Since 1792, this newspaper has gone by more than a dozen names. Among them: Greenfield Gazette, The Greenfield Recorder, The Greenfield Daily Recorder, Greenfield Recorder-Gazette, Greenfield Recorder, Gazette and Courier, Greenfield Recorder, and for the last generation or so, just plain The Recorder. There have also been a Traveller, a Herald, a Mercury, and of course, the original weekly: The Impartial Intelligencer.

The current name has always sounded flat to me, and unmoored, lacking any solid sense of place. The nameplate has always seemed divorced from the Franklin County region we all call home and cover.

So, in this, our 225th anniversary year, we’ve decided to return to our roots, by restoring Greenfield to our nameplate. Since the time of our country’s founding, from our base in the center of the county, our reporters have spread out across the region to tell the story of Franklin County — from Monroe Bridge to Orange and its North Quabbin neighbors. Today we have reporters dedicated to covering the compass points of our county, north, south, east and west of Greenfield and Montague.

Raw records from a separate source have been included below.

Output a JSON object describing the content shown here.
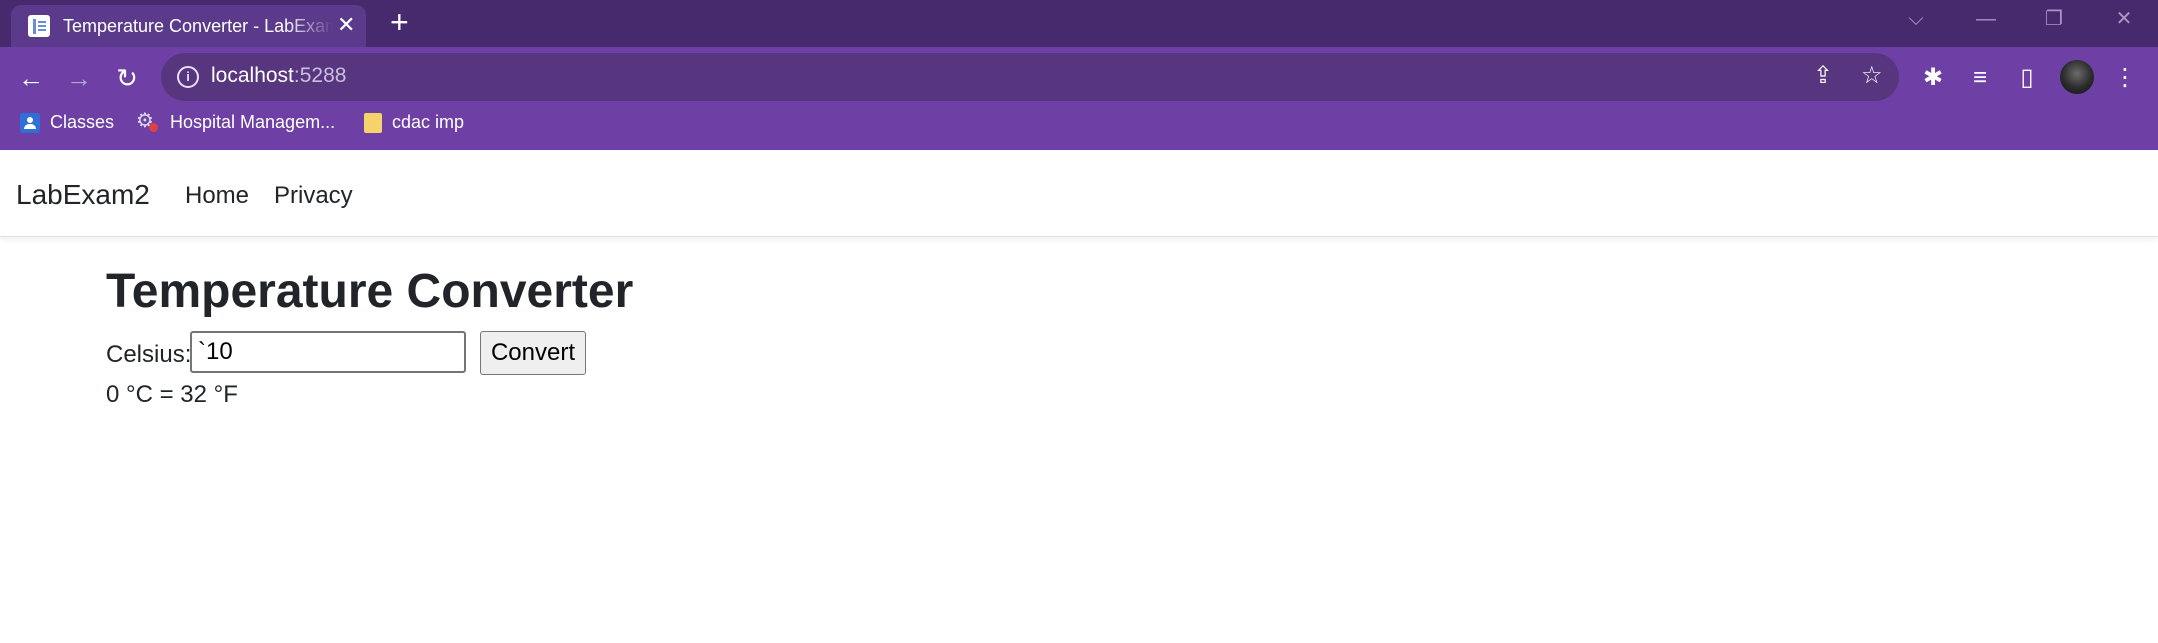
{
  "browser": {
    "tab": {
      "title": "Temperature Converter - LabExam2",
      "close": "✕"
    },
    "new_tab": "+",
    "window_controls": {
      "chevron": "⌵",
      "minimize": "—",
      "restore": "❐",
      "close": "✕"
    },
    "address": {
      "host": "localhost",
      "port": ":5288"
    },
    "icons": {
      "back": "←",
      "forward": "→",
      "reload": "↻",
      "info": "i",
      "share": "⇪",
      "star": "☆",
      "extensions": "✱",
      "media": "≡",
      "sidepanel": "▯",
      "menu": "⋮"
    },
    "bookmarks": [
      {
        "label": "Classes",
        "icon": "user-icon"
      },
      {
        "label": "Hospital Managem...",
        "icon": "gear-icon"
      },
      {
        "label": "cdac imp",
        "icon": "folder-icon"
      }
    ]
  },
  "app": {
    "brand": "LabExam2",
    "nav": [
      {
        "label": "Home"
      },
      {
        "label": "Privacy"
      }
    ]
  },
  "converter": {
    "title": "Temperature Converter",
    "celsius_label": "Celsius:",
    "celsius_value": "`10",
    "convert_label": "Convert",
    "result": "0 °C = 32 °F"
  }
}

The people of the county have never really stopped referring to us as the Greenfield Recorder, so this won’t be such a change.

As we contemplate how to improve the paper’s look and feel in this visual age, we’ve come up with a new nameplate we think is more graphically interesting, balanced and distinctive.

It won’t change what we do or how. We are and have always been telling Franklin County’s story to its residents. It’s why our banner notes we serve all the people of Franklin County and the North Quabbin. That’s our mission.